The next few hours were a blur as we got to know each other and made plans for the next day. We were getting up at the crack of dawn so we could arrive at the school before the students.

The School

Our first morning in Haiti was beautiful. It was warm but not humid, and as the sun came up it highlighted the green vegetation and the colorful buildings. Our group was sleepy but excited as we boarded the bus and made the bumpy trek to the school, passing the packed children’s school bus on the way!

We arrived at the school a few minutes before the children and had a chance to look around the classrooms. The rooms were set up similarly to some of the small-town classrooms I attended back in Minnesota: desks facing each other; white boards and children’s school work on the walls; book shelves with lesson materials; a teacher’s desk near the front. I later learned that this is a very unique set up in Haiti as most schools work on the premise of pure memorization, cramming students into classrooms on rows of wooden benches.

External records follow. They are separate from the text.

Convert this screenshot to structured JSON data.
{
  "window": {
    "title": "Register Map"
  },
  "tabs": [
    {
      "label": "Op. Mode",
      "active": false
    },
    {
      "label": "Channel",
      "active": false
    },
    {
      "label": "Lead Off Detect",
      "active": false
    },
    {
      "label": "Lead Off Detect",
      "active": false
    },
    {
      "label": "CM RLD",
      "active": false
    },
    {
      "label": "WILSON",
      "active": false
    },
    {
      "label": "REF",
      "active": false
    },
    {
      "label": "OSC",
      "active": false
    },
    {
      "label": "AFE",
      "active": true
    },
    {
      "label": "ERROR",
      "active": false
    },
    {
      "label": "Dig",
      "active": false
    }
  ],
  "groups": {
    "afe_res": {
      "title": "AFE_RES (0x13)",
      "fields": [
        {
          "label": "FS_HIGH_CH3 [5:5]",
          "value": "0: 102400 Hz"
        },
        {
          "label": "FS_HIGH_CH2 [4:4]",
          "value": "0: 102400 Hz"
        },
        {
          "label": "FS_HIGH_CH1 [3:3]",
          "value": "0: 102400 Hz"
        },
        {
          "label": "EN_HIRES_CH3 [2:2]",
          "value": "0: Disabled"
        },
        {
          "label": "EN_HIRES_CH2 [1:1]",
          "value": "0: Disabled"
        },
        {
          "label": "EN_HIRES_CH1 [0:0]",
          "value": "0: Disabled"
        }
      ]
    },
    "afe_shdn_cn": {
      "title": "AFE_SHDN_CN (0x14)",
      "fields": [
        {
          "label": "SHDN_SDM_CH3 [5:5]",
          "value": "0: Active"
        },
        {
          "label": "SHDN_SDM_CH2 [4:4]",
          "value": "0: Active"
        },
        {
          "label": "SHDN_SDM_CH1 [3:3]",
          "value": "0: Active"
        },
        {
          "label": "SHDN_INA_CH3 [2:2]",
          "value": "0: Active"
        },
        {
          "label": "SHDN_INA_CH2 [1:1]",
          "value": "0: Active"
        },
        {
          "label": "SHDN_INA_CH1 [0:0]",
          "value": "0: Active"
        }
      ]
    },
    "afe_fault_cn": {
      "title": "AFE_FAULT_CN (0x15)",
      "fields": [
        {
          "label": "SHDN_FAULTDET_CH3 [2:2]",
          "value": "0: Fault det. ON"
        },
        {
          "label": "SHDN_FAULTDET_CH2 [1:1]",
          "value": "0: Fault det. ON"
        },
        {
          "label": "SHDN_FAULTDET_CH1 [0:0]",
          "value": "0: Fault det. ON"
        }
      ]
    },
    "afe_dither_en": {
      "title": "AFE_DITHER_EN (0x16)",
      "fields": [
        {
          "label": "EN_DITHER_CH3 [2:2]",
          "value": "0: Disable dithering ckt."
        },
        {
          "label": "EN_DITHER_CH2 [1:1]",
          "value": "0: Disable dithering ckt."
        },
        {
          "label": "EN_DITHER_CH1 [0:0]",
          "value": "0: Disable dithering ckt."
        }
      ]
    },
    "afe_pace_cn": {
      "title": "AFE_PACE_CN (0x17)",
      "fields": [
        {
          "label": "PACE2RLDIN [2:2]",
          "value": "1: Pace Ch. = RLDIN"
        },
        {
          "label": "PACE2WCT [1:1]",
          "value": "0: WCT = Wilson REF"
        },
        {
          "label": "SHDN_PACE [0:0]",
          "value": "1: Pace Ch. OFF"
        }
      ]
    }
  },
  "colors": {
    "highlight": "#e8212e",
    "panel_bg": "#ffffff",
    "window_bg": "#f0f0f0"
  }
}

At the school we experienced the opening ceremony, played with the children, served them breakfast and lunch, and watched a student soccer game. My favorite part was sitting and painting the girl’s nails while watching the game. I was impressed by how friendly and respectful the children were. Despite their poverty, they seemed happy and full of purpose. We also picked up trash around the property and learned more about the school from Jonaé Shaw, director of engagement for the Joseph School.

Changing the future of Haiti

When Bildad, the director of operations, led the opening ceremony for the students, he called each one of the students princes and princesses, reminding them of their potential. When I spoke to him later I learned that he and his brother taught their mother to read and write after school as children. Bildad said, “I want more girls at the school because each one reminds me of my mother.” Hearing this brought tears to my eyes and inspired my soul.

There is so much more I could say about my trip to Haiti but instead I’m going to encourage you to visit the Joseph School to see for yourself the amazing work being done. I know that my trip to Haiti won’t change the country but I truly believe the combined effort of everyone who
participates in the Joseph School’s mission will.